Summary of the invention
It is a primary object of the present invention to overcome deficiency in the prior art, a kind of automatic detection multiple organs of abdomen are provided
Position, and be able to solve the joint dividing method of multiple organ in the medical image of speed and precision problem.It is above-mentioned to solve
Technical problem, solution of the invention is:
The multiple organ dividing method based on depth convolutional neural networks and region-competitive model is provided, for abdominal CT A
(Computed Tomography Angiography, CT angiography) three-dimensional data, i.e. computed tomography blood vessel
Liver, spleen, left kidney, right kidney in contrastographic picture carry out while dividing, described competing based on depth convolutional neural networks and region
The multiple organ dividing method for striving model includes following processes:
One, training Three dimensional convolution neural network;
Two, liver, spleen, kidney and the background in trained Three dimensional convolution neural network learning CTA volume data are utilized
Prior probability image;
Three, the initial segmentation region of each tissue is determined by the prior probability image of various organization;
Four, determine that each pixel is belonging respectively to four kinds of probability organized in image;
Five, the multi_region model based on region-competitive is established;
Six, with convex optimization method solving model;
Seven, it is post-processed, obtains the profile of each organ;
The process one specifically include the following steps:
Step A: prepare training set: collecting size and be the abdomen Hepatic CT A volume data of 512 × 512 × n, and make these
The Standard Segmentation of the livers of data, spleen and kidney is as a result, wherein n is the number of plies of volume data;
Step B: designing the structure of convolutional neural networks, and input picture block size is 496 × 496 × 279, and output image is
The image block that four sizes are 496 × 496 × 256, respectively corresponds each pixel and belongs to background, liver, spleen and kidney
Probability value;
Step C: using the various parameters in training set training convolutional neural networks, by training set ready in step A
It is put into designed convolutional neural networks in step B to be trained, obtains the various parameters in convolutional neural networks, trained
At;
The process two specifically refers to:
If the image for needing to carry out organ segmentation is three-dimensional data I (x), image definition domain isPixel is x=
(x1, x2, x3);
By in the trained convolutional neural networks of image input process one to be tested, make each pixel quilt of image I (x)

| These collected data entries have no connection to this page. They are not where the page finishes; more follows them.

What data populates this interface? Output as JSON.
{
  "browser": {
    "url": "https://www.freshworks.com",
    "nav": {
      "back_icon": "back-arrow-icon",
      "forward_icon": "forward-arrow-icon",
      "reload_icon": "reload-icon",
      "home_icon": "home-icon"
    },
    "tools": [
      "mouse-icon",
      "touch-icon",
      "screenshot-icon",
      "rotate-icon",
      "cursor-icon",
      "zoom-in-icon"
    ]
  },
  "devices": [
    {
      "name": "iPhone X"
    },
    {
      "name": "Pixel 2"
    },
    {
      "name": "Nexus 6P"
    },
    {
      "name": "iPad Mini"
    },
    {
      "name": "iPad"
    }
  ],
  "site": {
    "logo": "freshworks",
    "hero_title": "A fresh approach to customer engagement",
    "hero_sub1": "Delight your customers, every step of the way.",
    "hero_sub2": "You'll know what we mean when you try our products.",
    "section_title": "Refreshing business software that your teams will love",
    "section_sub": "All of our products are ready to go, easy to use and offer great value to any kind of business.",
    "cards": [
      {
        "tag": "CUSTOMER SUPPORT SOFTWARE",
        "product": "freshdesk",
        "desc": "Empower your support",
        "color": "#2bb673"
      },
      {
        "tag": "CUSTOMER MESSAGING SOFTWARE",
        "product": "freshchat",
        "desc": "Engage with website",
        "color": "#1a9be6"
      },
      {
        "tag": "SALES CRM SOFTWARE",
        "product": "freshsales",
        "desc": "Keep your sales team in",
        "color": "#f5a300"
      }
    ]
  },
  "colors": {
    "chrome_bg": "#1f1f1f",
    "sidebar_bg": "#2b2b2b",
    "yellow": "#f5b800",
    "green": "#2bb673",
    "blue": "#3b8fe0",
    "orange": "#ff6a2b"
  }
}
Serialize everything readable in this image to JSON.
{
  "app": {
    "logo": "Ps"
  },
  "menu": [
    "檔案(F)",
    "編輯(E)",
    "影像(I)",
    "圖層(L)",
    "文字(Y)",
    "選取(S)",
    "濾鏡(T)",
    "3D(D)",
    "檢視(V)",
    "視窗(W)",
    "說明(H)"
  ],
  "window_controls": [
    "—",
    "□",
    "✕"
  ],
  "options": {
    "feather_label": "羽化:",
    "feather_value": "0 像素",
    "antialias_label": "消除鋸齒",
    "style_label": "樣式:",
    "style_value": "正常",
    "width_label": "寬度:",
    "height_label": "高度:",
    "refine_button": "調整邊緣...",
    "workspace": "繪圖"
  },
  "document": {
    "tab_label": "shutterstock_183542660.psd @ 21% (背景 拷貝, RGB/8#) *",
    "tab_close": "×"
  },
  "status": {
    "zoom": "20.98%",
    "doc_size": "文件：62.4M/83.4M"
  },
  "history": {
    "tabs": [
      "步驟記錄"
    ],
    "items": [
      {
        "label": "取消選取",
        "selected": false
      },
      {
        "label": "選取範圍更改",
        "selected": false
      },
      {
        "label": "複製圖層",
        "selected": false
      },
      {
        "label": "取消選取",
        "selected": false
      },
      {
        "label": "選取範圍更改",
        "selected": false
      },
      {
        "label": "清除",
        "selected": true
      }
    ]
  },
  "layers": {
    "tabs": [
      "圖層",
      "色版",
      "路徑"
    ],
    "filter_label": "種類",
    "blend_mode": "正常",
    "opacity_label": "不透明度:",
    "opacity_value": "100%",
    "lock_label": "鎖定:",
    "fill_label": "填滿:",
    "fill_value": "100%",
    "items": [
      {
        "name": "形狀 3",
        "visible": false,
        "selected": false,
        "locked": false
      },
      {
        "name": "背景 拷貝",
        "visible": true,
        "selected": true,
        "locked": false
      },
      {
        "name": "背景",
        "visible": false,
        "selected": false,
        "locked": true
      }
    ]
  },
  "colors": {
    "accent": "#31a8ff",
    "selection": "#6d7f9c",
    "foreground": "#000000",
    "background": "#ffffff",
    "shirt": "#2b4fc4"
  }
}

The probability value for belonging to four kinds of tissues is assigned, it is respectively L that note, which belongs to the probability value of background, liver, spleen and kidney,0(x), L1(x),
L2(x) and L3(x), the size of x ∈ Ω, this four probability graphs are identical as original image size;
Wherein, symbolExpression is contained in, and symbol ∈ expression belongs to set;
The process three specifically refers to:
Respectively to probability graph Li(x), i=0,1,2,3 each pixel point value takes threshold value 0.5, greater than the pixel of threshold value
Belong to the histioid prime area Si, i=0,1,2,3;
The process four specifically refers to:
To the every bit pixel x in the original image I (x) of input, for the original area of background, liver, spleen and kidney
Domain Si, i=0,1,2,3, count the grey level histogram H in each regioni, i=0,1,2,3;Then according to the gray scale of pixel x
Value, by this gray value in grey level histogram HiIn shared ratio belong to the probability of i class as this pixel, be denoted as pi
(x);
The process five specifically include the following steps:
Step D: the label function for defining background, liver, spleen and kidney is respectively as follows:
For x ∈ Ω and satisfaction
ui(x) value is equal to 1 expression pixel x and belongs to the i-th class loading;
Wherein, symbol :=indicate to be defined as;Ω indicates image-region;Region Ωi, i=0,1,2,3 respectively represent background,
Liver, spleen and kidney region;Symbol ∪ indicates union of sets;∑ is summation symbol;
Step E: to original image I (x), it is as follows to calculate frontier probe function g (x):
Wherein, β is positive number (value 0.2), and symbol :=expression is defined as;SymbolIndicate gradient operator;Symbol | |
Indicate L2 norm;
Step F: the region-competitive model based on prior probability image and regional statistical information is established:
And calculate Ci(x) :=[α1(-log pi(x))+α2(-log Li(x))] g (x), i=0,1,2,3;
Wherein, g (x) is the frontier probe function that step E is defined;Symbol :=indicate to be defined as;Ω indicates image-region;
∫ΩIndicate the integral in the Ω of region;Dx indicates domain integral member;∑ is summation symbol;pi(x) pixel calculated for process four
Point x belongs to the probability of class i;Li(x) the pixel x to be obtained by process two belongs to the prior probability of class i;Log is indicated with 10
Seek logarithm in bottom;Symbol | | indicate L1Norm;α1, α2For normal number, for adjusting every weight, value section [20,
50] in;Indicate gradient operator;The λ refers to regularization parameter, and for adjusting every weight, value is between [0,20];
(C in the first item of above-mentioned energy functional (1)i(x) it is the item based on region, utilizes the prime area of each tissue
Grey-level statistics pi(x) and prior probability image Li(x), it estimates each pixel x and belongs to the i-th histioid cost function Ci
(x);Section 2 is the item based on boundary, can capture boundary information well, guarantees the slickness of liver profile being partitioned into;
Area item and border item pass through a frontier probe function g (x) and weight α1, α2, λ adaptive adjusting specific gravity, so that close
The place on boundary, model depend on boundary information, the smooth region in liver, and model depends on area information;It is optimal
SolutionIt is available by the above-mentioned energy functional of minimization)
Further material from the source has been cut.